Overview of possible solutions
The primary solution involves removing the corrupted file. When the Nomad server restarts, it will automatically replicate the missing key from other healthy servers in the cluster. An alternative, though unnecessary, solution is to manually copy a healthy keystore file from another server to the affected server.
Solutions:
-
Verify the corrupted file: Use the
ls -l
command to list the files in the keystore directory and identify the file with a size of 0 bytes.ls -l /hull/nomad/data/server/keystore/*.aead.nks.json
-
Stop the Nomad service: Halt the Nomad service on the affected server.
sudo systemctl stop nomad
-
Remove the corrupted file: Delete the identified 0-byte file.
sudo rm /hull/nomad/data/server/keystore/<key-id>.aead.nks.json
-
Restart the Nomad server: Start the Nomad service to allow it to rejoin the cluster and replicate the missing key.
sudo systemctl start nomad
Outcome
After following the steps, the Nomad server should successfully start, rejoin the cluster, and automatically restore the missing keystore file.
Additional Information
-
Post-Resolution Verification:
- Confirm the node has rejoined the cluster by running:
nomad server members
- Check logs for any remaining keyring or keystore errors.
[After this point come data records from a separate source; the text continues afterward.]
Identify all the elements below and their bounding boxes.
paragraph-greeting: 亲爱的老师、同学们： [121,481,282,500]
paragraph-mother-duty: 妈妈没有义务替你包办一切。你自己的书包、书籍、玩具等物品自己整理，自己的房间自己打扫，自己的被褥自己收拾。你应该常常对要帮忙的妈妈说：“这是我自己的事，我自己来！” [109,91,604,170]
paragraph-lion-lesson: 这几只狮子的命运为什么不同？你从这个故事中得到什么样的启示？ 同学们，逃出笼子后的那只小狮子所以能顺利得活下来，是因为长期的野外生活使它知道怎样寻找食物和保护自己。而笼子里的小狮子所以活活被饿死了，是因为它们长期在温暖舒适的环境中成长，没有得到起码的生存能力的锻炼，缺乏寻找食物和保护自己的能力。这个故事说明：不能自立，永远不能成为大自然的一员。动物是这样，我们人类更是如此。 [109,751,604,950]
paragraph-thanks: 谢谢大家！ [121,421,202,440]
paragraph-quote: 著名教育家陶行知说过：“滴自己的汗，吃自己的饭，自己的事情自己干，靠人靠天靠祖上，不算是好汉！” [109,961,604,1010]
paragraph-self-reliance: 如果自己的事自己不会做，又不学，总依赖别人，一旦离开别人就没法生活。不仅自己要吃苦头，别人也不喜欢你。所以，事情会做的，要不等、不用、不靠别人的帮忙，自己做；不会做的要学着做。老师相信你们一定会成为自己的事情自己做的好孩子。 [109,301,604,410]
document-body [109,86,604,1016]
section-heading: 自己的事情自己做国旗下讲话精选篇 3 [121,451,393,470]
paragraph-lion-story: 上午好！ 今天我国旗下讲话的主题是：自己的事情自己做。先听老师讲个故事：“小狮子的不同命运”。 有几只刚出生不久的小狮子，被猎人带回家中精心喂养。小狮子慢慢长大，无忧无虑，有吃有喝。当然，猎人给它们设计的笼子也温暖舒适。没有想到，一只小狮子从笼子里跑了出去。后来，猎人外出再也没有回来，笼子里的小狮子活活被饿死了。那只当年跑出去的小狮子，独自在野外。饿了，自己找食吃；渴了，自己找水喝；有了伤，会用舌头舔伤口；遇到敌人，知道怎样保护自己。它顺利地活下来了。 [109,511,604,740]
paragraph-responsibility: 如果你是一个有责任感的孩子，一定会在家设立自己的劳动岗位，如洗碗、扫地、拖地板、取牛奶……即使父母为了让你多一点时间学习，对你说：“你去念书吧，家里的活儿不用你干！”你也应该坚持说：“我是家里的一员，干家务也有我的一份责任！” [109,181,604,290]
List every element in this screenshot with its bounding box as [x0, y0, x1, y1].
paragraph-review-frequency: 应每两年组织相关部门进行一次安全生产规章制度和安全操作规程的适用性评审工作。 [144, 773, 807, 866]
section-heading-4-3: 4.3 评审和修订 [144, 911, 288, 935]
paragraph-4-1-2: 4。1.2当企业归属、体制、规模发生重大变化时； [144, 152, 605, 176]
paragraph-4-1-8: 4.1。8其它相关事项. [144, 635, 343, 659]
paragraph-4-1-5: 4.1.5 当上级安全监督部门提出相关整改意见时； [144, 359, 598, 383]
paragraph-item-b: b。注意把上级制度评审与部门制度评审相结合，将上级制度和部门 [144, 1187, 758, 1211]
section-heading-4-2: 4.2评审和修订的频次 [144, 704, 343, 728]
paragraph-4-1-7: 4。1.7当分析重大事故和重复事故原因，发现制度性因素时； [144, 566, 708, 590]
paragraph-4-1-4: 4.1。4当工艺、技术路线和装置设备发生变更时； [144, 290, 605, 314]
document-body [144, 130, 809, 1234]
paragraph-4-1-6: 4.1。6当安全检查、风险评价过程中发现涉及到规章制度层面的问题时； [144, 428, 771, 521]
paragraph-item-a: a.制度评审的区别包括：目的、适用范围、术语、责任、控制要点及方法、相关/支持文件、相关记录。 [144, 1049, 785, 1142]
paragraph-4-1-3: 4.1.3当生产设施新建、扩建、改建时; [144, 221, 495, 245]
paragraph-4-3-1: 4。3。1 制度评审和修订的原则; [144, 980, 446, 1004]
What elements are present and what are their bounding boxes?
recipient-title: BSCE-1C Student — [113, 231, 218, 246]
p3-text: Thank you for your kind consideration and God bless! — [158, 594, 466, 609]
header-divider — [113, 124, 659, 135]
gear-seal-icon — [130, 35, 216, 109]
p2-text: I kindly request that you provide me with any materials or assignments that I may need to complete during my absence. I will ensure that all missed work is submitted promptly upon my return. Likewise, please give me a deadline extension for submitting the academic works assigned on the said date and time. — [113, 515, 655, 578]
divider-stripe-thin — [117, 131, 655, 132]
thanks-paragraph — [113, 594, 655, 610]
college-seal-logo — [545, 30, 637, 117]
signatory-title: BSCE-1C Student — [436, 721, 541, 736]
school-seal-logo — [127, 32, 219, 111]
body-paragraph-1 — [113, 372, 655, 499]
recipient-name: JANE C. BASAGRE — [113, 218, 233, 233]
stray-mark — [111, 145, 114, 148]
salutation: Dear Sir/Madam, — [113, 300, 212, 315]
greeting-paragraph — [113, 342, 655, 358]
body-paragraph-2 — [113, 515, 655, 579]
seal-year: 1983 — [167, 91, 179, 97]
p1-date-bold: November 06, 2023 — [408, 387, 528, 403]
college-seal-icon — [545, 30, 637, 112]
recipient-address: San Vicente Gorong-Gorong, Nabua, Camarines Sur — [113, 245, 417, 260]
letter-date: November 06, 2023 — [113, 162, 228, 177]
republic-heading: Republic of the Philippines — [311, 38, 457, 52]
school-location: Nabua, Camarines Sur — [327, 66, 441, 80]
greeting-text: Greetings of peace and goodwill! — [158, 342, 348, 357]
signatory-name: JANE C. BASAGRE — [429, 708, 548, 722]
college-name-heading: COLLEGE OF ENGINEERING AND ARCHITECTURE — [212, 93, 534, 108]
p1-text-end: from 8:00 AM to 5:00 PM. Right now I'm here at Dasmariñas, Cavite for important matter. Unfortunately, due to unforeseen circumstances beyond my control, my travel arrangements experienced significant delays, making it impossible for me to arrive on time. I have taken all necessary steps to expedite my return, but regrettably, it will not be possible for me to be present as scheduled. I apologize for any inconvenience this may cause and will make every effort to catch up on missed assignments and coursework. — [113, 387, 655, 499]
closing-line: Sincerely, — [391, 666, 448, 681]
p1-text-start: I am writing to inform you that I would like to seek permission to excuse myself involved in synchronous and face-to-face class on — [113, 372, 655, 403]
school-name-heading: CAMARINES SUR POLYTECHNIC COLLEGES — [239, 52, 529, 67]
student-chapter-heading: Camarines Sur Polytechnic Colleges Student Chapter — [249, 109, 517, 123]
- Confirm the node has rejoined the cluster by running:
-
Prevention:
- Maintain a healthy cluster with multiple Nomad servers to ensure key replication.
- Regularly back up your Nomad data directory.
- Investigate recurring keystore corruption, as it may indicate underlying disk or file system issues.
- Follow official Nomad key management procedures for key rotation.